The main premise of the book is to present the history of Wrocław as a microcosm of the history of central Europe as a whole. To this end, it is suggested that the city bears a complex of historical hallmarks that could be interpreted as being particular to the historical experience of that region. These hallmarks include multi-national settlement, the presence of a Jewish community, the development of dynastic rather than national polities in the pre-modern era and the exposure in the 20th century to both Nazism and Soviet Communism.

==Reception==
Microcosm was well received by the reading public upon its release. Apart from the original English the book was also published in the Polish, German, Czech and Italian languages.

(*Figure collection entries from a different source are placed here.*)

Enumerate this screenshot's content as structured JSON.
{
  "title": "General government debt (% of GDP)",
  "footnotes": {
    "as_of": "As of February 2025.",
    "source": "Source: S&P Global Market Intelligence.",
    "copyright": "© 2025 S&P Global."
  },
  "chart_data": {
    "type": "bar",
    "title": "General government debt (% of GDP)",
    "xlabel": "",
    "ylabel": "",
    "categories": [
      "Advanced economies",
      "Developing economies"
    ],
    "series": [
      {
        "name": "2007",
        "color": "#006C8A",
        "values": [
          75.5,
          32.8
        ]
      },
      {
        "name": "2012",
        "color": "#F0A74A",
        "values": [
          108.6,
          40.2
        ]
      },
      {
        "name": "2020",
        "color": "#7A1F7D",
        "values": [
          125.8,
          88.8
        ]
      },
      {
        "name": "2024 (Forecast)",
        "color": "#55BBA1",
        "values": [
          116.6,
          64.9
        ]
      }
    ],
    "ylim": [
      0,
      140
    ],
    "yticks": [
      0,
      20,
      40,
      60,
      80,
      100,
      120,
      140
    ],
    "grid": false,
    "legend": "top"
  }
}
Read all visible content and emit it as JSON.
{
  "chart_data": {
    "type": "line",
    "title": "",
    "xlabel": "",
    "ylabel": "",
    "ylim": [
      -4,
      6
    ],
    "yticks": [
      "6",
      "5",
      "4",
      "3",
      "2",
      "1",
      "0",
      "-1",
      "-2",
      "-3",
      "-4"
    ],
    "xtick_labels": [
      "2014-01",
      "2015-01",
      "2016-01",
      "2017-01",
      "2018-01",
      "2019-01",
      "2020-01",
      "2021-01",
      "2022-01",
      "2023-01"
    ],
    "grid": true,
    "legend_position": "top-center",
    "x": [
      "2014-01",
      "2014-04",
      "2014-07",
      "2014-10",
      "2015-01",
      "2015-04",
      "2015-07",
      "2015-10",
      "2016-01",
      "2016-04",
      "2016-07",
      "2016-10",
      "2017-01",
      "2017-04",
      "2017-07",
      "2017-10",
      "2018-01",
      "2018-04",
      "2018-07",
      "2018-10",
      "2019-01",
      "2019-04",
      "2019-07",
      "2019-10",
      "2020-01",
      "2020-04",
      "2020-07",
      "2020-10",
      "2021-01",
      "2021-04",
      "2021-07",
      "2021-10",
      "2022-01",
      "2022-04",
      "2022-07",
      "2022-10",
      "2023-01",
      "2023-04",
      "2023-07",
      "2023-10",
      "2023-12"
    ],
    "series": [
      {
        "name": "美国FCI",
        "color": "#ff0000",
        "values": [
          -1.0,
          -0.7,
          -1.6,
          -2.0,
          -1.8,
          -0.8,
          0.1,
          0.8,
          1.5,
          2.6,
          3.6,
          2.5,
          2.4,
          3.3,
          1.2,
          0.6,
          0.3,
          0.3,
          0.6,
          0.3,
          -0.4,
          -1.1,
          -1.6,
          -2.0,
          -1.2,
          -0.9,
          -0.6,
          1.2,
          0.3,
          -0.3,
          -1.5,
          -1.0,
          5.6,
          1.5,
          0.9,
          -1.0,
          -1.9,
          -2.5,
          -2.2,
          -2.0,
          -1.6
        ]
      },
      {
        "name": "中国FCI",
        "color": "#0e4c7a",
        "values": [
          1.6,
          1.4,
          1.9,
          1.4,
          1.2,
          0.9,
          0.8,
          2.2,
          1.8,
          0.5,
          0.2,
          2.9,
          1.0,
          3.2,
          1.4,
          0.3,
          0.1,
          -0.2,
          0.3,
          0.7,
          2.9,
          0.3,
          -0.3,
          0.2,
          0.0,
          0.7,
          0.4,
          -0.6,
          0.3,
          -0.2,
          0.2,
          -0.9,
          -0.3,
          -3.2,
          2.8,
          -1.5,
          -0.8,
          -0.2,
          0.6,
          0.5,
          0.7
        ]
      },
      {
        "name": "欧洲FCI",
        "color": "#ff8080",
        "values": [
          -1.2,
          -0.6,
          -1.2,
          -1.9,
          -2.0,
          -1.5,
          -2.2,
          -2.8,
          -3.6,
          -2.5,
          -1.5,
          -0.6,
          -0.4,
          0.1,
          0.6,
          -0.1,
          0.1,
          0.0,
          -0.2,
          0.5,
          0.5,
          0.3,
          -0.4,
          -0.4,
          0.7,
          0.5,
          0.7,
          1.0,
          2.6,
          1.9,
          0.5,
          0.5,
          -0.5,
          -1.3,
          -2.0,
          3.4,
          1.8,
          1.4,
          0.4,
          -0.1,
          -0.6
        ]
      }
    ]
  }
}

The majority of reviewers were very positive about the book. Writing in the "English Historical Review", Richard Butterwick wrote that: "Davies and Moorhouse set out to present the history of the city, a microcosm of Central Europe, as evenhandedly as possible, freeing it from the straitjackets of German and Polish nationalisms, and giving due weight to its Jewish and Czech components." He added that "Microcosm must be acclaimed as exemplary." In the Spectator, meanwhile, Antony Beevor noted the book's "scholarship and objectivity," adding that it "also makes a fascinating story." C.J. Schüler called the book "an impressive and timely history of one of the continent's great cities".

Winfried Irgang, deputy director of the Herder Institute Marburg, criticized the book for a number of technical defects and even factual errors, especially in the sections about Middle Ages and the Habsburg era. Irgang moreover states that Davies is unfamiliar with the subject.

Historian Peter Oliver Loew, scientific Vice-director of the Deutsches Polen-Institut (German Poland Institute), stated that the authors are unfamiliar with the subject and have a tendency to overemphasize the multicultural aspect of the city in order to please the city council, the sponsor of the book. To Loew the work is "largely worthless as a scholarly source".

Hubert Zawadzki, writing in the Slavonic and Eastern European Review wrote that the book has "something of an epic quality", and that it manages to go beyond traditional German versus Polish rivalry in the historiography concerning the city. Furthermore Zawadzki praised the work for containing material of interest both for the specialist historians as well as the lay reader.

Historian Adam Zamoyski also praised the work as remaining "above the national squabbles" and compared Davies and Moorhouse favorably to Fernand Braudel, one of the greatest of the modern historians.

David Isaacson, in a review for The Telegraph stated that the book makes an "excellent contribution" to international understanding.